Il giorno in cui la Lega farà un congresso democratico sarà un giorno positivo per la democrazia. Da qualche parte anche Matteo Salvini ne ha accennato, certamente per non lasciar brandire quest’arma ai suoi oppositori interni: buon viso a cattivo gioco. Ma verrà quel giorno? Sperare è lecito, dubitare però è doveroso.
Perché la Lega, da quando è nata, si è caratterizzata per essere un partito a forte presa popolare (in una forma nella quale si annidava un primissimo grumo di populismo) e a fortissima impronta leaderistico-cesarista.
L’indiscutibile leadership di Umberto Bossi poggiava esattamente su un consenso talmente entusiastico, alla sudamericana, da escludere, perché superfluo, ogni tipo di verifica congressuale: in questo Bossi è stato quello che Berlusconi fu per Forza Italia. Sono stati soprattutto due “capi” più che due leader politici. E i “capi” non fanno congressi, non ne hanno bisogno, soprattutto non hanno un’opposizione interna che li reclami.
Questo è rimasto uno dei segni distintivi della Lega anche quando, dopo gli anni un po’ confusi di Roberto Maroni, nel 2013 alla segreteria ascese l’allora giovane Matteo Salvini, il quale implementò ulteriormente il tratto leaderistico del suo partito denominandolo “Lega per Salvini premier” (la Lega Nord di Bossi sempre si vantò di non aver inserito il nome del leader nel simbolo).
Finché le cose sono andate bene, anzi benissimo, la dialettica interna o è rimasta sotto traccia o si è limitata ad una serie di distinguo e punture di spillo che non hanno mai turbato davvero il primato di un leader ribattezzato addirittura come il “Capitano”, in un delirio da socialismo reale (il “Conducator” rumeno Ceaucescu) che ha trovato il suo argine non nella caduta del Muro di Berlino ma in uno strapaesano stabilimento balneare romagnolo. Perché lì, al Papeete, è iniziata un’altra storia. È allora che si è capito che il Capo può sbagliare.
Da allora, malgrado l’astuzia “europeista” che gli ha consentito l’ingresso nel governo Draghi, Salvini ha sentito odore di de-salvinizzazione della Lega, ha scorto le ombre del dissenso, ha letto di alternative reali alla sua supremazia.
La pandemia ha indotto la Lega a sdoppiarsi in dottor Jekyll e Mister Hyde, i responsabili e i no vax, i sostenitori della scienza e gli sciamani da luna park, quelli attenti alla crescita e gli sfasciacarrozze, i giorgiettiani e i borghisti, con lui, l’ex Capitano, in mezzo e illuso che la sua ambiguità di lotta e di governo potesse soddisfare tutti i palati e finendo invece per mescere una bevanda indigeribile.
Ora sta a lui tagliare il cordone “leninista” che da sempre impedisce una discussione libera e limpida, nonché una verifica della leadership: come avviene in tutti i partiti davvero democratici. Innanzi tutto per farci capire se la spaccatura è reale, strutturale, o è un giochetto delle parti buono per tenere i piedi in due staffe. Gli elettori leghisti in primis, e tutto il Paese, avrebbero il diritto di saperlo.

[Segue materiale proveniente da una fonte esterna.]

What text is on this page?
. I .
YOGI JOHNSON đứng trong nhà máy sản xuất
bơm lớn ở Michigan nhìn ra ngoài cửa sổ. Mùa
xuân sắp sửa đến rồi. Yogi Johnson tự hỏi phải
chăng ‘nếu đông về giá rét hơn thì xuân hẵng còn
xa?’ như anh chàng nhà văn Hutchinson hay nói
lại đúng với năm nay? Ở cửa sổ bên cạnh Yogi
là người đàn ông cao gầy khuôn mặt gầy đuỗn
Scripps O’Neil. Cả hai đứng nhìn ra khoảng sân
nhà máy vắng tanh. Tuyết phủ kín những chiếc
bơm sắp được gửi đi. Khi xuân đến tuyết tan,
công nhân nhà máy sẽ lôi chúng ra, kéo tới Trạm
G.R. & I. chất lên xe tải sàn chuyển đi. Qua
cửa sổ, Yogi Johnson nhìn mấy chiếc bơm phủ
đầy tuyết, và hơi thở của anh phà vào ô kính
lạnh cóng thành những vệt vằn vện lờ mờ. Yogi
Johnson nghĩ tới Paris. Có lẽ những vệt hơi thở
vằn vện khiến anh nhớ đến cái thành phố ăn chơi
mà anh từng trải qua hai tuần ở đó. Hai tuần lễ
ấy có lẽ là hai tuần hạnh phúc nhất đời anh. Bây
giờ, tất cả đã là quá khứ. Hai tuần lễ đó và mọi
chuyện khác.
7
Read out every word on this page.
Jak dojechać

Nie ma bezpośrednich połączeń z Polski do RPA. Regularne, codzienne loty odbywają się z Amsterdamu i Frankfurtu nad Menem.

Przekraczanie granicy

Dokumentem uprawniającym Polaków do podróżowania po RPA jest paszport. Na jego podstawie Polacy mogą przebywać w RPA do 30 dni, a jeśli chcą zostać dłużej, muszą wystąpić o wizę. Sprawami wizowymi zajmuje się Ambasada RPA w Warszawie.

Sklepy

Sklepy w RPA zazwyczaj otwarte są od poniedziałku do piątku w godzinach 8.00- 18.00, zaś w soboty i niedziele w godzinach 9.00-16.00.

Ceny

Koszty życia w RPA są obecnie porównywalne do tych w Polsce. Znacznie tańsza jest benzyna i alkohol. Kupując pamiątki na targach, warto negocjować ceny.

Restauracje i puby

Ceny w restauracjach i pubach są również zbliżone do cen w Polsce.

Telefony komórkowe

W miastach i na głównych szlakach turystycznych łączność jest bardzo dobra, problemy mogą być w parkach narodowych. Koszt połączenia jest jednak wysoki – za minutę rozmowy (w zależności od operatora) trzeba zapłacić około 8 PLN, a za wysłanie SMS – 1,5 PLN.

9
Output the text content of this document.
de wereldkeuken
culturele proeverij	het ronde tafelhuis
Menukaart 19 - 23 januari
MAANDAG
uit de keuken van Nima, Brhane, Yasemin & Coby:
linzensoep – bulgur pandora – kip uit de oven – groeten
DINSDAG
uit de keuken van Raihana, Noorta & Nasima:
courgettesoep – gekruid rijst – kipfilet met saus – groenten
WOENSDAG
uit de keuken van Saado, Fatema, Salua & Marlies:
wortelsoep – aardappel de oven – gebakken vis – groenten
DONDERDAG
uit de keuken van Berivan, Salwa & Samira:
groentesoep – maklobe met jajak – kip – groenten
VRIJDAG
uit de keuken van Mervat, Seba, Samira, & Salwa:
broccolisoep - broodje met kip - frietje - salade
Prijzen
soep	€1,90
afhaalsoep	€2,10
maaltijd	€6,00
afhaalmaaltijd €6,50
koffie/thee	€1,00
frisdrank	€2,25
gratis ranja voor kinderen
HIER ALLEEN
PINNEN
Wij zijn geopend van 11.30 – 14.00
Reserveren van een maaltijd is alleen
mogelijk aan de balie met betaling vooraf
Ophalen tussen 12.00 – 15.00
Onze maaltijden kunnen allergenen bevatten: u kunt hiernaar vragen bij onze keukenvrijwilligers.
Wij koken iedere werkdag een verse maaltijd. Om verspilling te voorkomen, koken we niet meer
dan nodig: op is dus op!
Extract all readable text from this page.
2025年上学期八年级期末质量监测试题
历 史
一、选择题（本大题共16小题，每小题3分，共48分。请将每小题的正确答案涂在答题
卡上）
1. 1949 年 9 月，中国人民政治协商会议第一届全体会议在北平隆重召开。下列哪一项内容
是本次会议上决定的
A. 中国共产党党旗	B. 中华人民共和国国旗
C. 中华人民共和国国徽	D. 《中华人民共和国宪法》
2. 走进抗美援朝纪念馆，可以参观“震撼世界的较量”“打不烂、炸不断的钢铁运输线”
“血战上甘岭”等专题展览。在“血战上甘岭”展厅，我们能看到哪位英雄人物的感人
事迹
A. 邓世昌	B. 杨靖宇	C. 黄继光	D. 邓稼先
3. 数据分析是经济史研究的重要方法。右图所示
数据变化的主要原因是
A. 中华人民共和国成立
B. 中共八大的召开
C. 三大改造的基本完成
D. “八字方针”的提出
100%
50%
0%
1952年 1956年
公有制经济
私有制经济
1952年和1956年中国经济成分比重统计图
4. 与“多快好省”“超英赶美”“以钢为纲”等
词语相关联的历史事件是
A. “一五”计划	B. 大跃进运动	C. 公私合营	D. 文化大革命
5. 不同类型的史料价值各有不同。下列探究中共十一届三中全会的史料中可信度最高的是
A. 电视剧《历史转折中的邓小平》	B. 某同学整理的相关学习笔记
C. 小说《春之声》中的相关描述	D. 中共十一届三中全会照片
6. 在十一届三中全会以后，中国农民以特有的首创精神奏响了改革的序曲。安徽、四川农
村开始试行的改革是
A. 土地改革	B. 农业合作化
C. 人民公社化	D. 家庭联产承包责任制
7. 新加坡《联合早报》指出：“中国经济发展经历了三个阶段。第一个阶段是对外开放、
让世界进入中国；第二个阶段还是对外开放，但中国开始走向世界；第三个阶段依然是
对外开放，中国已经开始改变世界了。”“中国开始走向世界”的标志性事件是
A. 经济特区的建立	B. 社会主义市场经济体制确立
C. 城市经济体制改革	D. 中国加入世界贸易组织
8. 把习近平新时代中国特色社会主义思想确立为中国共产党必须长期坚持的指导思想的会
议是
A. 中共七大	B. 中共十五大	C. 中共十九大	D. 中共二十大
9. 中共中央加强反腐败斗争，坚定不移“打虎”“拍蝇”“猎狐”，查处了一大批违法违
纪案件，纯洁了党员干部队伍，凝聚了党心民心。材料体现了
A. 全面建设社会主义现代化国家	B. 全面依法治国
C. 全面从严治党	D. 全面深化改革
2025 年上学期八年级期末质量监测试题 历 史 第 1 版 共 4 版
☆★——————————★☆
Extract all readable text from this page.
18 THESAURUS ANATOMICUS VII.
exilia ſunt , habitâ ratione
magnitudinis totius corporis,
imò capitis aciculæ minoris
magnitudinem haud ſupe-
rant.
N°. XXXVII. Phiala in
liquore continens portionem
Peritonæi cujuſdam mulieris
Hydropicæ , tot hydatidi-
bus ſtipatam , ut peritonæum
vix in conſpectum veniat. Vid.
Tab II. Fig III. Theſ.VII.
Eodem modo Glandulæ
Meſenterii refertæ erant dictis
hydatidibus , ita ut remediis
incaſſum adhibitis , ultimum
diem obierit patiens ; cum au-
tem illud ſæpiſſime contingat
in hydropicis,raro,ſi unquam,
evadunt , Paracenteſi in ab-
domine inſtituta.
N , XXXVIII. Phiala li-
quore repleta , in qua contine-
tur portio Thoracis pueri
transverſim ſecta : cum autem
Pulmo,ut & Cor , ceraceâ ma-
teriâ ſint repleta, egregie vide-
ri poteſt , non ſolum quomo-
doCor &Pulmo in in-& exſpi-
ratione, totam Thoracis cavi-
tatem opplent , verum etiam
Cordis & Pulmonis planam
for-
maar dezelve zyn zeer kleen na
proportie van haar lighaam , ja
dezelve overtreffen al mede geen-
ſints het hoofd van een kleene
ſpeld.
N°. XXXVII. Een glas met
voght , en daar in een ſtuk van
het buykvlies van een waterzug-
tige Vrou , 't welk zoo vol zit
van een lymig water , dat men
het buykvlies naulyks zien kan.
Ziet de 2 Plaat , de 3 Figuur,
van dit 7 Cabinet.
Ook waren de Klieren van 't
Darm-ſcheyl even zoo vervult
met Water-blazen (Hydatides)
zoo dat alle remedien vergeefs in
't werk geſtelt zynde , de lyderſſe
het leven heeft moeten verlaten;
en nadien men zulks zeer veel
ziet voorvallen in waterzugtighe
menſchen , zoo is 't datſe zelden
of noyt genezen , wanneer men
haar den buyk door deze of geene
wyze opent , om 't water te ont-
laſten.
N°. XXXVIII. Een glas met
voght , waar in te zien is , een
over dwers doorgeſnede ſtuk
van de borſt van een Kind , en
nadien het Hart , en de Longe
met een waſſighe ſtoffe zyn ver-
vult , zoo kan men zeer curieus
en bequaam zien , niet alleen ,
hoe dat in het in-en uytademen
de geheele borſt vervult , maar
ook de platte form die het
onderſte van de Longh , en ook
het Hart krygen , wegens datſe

Sarà in grado, Matteo Salvini, sarà così intellettualmente onesto e politicamente avveduto da poter sottoporre davanti a un congresso la sua linea e il suo comando? Sarà capace, la Lega, di scegliere con chiarezza se mutare nella direzione di un moderno partito conservatore e democratico e portatore di interessi legittimi, o se rinculare verso i lidi dell’estrema destra ove disputare i consensi a Giorgia Meloni?
Non sono domande da poco cui si possa rispondere in un talk show e nemmeno in un comizio di piazza. Serve un chiarimento certo e in forme solenni. Salvini non può stare fermo, per la prima volta il suo partito è in subbuglio, i gruppi parlamentari non tengono, le prossime amministrative saranno una disfatta, specie nella sua Milano. O avrà la forza d’animo di fare chiarezza o un congresso – o, peggio, una manovra nel sottoscala di via Bellerio – lo seppellirà.